The barriers described above share a structural feature: they are all information problems. The intelligence infrastructure required to operate distributed energy assets profitably does not yet exist at market scale in Southern Africa.
The central finding from Asoba’s research is that the architecture question has largely converged in the literature: deterministic solvers handle numeric authority; task-specific neural networks handle tight control loops and calibrated probabilistic inference; large language models function as a governed orchestration and interface layer—not as actuators.[16]Samudzi, Pillay, Ogojiaku. Generative AI LLMs vs. Specialized Neural Networks. Zenodo 10.5281/zenodo.19022518
A model that hallucinates a dispatch decision in a balancing market context does not produce a wrong paragraph—it produces a financial loss. The validation infrastructure and governance frameworks for LLM-connected critical energy systems are early-stage relative to the pace of deployment interest.

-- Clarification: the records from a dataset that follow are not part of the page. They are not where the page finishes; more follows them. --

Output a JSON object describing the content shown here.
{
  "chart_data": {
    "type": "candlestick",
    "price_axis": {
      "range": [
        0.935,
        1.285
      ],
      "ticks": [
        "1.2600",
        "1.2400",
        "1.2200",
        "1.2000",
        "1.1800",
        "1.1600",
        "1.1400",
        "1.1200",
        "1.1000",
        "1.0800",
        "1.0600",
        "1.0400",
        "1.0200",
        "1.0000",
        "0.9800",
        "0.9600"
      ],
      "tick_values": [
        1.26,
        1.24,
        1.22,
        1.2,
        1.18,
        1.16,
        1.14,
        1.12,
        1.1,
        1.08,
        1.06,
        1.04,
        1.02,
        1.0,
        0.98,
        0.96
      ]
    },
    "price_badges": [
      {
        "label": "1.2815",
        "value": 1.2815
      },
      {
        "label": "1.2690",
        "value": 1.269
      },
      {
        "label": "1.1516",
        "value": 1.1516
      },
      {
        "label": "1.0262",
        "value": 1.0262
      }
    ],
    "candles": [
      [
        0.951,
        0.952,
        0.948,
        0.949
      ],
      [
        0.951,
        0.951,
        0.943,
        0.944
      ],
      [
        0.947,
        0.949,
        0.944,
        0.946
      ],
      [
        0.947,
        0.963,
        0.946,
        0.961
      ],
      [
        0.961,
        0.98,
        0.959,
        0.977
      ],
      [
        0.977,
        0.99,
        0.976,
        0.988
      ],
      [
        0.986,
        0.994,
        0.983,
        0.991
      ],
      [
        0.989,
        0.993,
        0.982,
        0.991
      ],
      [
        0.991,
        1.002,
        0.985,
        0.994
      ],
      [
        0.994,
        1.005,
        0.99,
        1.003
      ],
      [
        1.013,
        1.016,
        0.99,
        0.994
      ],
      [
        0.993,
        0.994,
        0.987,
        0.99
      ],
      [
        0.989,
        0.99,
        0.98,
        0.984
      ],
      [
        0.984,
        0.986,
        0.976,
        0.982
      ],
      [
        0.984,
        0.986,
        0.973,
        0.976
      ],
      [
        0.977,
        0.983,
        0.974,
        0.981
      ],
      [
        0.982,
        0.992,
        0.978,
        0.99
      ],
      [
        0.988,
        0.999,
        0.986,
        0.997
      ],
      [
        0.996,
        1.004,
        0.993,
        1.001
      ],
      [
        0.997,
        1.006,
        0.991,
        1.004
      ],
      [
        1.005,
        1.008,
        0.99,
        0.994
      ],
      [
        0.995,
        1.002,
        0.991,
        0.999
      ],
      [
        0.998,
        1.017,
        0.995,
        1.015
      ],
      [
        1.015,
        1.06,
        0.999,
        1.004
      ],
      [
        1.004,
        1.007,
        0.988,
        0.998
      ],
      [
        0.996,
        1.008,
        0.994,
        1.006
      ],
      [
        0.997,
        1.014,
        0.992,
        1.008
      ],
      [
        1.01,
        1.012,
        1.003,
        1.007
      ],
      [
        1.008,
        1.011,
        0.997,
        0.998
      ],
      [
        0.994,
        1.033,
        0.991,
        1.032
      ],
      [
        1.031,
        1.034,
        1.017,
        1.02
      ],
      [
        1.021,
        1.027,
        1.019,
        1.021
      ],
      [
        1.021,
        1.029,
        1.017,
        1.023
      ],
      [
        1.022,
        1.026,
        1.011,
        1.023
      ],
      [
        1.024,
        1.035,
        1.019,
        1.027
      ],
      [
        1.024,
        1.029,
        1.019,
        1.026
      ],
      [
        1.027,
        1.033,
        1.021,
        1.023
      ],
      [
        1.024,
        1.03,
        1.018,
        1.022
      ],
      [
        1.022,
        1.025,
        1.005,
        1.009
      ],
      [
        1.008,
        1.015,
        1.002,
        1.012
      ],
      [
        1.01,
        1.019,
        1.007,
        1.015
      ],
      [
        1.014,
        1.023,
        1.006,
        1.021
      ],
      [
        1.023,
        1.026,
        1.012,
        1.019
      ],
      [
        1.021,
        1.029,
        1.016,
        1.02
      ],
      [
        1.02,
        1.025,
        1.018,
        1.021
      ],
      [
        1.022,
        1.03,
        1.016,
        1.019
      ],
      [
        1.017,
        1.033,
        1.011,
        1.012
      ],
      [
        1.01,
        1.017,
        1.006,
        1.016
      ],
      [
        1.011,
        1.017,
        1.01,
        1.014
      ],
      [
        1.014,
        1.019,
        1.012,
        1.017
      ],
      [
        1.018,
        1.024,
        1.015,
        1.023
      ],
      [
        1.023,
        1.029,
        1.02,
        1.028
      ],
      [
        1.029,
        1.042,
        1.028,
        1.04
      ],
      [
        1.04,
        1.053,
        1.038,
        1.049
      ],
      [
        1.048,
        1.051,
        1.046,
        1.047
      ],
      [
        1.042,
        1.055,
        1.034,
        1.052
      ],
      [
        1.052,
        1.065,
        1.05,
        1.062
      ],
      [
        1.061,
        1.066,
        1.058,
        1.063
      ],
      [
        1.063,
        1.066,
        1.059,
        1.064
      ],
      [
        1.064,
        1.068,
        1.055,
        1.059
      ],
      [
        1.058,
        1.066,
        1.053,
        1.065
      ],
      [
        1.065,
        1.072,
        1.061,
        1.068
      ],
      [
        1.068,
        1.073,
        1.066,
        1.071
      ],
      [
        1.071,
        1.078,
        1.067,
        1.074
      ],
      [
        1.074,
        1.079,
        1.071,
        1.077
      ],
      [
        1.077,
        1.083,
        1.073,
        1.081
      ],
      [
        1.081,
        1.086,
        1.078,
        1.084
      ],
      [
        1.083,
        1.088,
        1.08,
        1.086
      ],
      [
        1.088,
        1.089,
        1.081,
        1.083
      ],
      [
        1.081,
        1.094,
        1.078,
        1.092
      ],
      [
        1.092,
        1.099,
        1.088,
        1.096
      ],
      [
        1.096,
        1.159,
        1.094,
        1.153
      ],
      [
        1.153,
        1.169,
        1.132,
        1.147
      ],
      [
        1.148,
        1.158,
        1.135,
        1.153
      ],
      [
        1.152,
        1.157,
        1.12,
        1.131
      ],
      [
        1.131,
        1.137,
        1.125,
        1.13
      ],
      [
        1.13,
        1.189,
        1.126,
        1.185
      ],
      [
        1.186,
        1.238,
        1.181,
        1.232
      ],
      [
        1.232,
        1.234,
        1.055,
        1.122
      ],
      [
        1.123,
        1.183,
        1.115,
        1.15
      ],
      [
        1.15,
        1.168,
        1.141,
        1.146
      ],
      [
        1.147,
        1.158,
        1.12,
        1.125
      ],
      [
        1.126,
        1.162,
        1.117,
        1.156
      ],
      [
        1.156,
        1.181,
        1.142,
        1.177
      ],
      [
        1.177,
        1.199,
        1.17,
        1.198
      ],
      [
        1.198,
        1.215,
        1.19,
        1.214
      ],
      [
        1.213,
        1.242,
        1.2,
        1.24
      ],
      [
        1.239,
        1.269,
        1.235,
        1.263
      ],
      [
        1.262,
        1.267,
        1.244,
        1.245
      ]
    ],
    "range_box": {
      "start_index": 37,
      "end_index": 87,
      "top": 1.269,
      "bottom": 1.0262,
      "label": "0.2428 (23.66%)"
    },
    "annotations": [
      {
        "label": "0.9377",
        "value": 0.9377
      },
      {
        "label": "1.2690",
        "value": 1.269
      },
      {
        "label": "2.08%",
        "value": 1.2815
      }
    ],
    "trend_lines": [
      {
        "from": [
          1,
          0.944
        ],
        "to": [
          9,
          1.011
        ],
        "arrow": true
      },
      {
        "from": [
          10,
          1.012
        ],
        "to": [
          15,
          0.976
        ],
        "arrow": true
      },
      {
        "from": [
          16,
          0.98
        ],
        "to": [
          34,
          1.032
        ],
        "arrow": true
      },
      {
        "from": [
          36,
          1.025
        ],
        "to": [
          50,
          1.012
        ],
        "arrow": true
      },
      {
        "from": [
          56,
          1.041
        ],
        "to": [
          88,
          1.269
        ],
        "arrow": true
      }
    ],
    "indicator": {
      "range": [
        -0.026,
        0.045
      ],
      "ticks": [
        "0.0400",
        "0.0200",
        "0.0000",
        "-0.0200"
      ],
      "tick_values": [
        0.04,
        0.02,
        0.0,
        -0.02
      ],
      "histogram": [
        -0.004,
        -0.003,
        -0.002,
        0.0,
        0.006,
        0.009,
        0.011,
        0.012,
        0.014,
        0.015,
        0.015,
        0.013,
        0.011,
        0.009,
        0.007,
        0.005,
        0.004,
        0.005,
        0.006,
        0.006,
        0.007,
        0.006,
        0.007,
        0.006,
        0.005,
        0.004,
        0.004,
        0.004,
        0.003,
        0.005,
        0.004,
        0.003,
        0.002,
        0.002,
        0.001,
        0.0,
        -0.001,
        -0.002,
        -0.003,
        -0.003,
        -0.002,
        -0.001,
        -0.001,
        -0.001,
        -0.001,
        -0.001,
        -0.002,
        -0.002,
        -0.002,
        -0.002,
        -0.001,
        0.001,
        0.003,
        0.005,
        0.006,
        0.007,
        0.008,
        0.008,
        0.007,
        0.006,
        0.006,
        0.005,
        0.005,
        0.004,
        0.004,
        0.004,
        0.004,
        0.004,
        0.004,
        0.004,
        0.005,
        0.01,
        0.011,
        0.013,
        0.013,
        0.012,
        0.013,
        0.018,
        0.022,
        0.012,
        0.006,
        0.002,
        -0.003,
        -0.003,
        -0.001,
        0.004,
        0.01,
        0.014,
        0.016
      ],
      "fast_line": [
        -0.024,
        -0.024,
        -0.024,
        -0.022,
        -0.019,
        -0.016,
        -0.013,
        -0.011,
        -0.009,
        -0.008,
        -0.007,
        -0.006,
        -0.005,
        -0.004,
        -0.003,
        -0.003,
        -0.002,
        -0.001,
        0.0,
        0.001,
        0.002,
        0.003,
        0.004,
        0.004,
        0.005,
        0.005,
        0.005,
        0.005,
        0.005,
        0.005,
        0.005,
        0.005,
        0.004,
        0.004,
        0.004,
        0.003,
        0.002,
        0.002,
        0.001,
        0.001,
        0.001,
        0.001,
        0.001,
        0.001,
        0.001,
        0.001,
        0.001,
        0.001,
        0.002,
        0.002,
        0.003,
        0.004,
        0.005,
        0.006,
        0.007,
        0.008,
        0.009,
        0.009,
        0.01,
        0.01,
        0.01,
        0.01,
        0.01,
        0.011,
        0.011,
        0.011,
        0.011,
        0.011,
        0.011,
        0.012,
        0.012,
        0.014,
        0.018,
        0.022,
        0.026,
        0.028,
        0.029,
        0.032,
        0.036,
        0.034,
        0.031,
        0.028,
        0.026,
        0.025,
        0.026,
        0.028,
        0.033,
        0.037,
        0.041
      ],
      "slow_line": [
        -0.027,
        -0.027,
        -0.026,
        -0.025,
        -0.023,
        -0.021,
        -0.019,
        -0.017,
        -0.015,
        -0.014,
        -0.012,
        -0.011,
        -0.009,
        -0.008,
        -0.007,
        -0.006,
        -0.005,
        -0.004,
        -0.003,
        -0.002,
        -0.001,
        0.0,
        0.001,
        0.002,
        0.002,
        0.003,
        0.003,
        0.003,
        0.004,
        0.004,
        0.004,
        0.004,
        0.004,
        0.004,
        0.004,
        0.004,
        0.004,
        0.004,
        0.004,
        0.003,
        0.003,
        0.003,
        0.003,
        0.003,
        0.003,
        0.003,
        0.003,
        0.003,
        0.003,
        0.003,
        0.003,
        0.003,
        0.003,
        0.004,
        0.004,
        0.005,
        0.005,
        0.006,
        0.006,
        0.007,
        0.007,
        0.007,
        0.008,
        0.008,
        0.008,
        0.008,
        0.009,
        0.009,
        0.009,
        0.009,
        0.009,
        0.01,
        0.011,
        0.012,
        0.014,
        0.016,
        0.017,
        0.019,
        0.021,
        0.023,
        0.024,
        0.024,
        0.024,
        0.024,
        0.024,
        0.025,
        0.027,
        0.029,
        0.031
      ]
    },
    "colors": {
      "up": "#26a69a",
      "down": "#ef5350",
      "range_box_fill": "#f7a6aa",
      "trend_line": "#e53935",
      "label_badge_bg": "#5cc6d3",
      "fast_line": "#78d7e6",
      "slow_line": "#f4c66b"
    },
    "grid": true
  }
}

The competitive advantage in Southern Africa’s liberalising electricity market will not accrue to operators with the largest portfolios or the cheapest capital. It will accrue to operators who can close the data infrastructure gap fastest—who can produce auditable generation data, accurate forecasts, and settlement-ready records from heterogeneous asset bases before those capabilities become table stakes.
The Southern African renewable energy market is not waiting for the thesis to be validated. The thesis is already validated—by the capital flows, by the SAETA membership’s own commissioned research, by the generation pipeline that exceeds anything REIPPPP produced in its first decade. What the market is waiting for is the operational infrastructure that lets sophisticated operators compete in it profitably.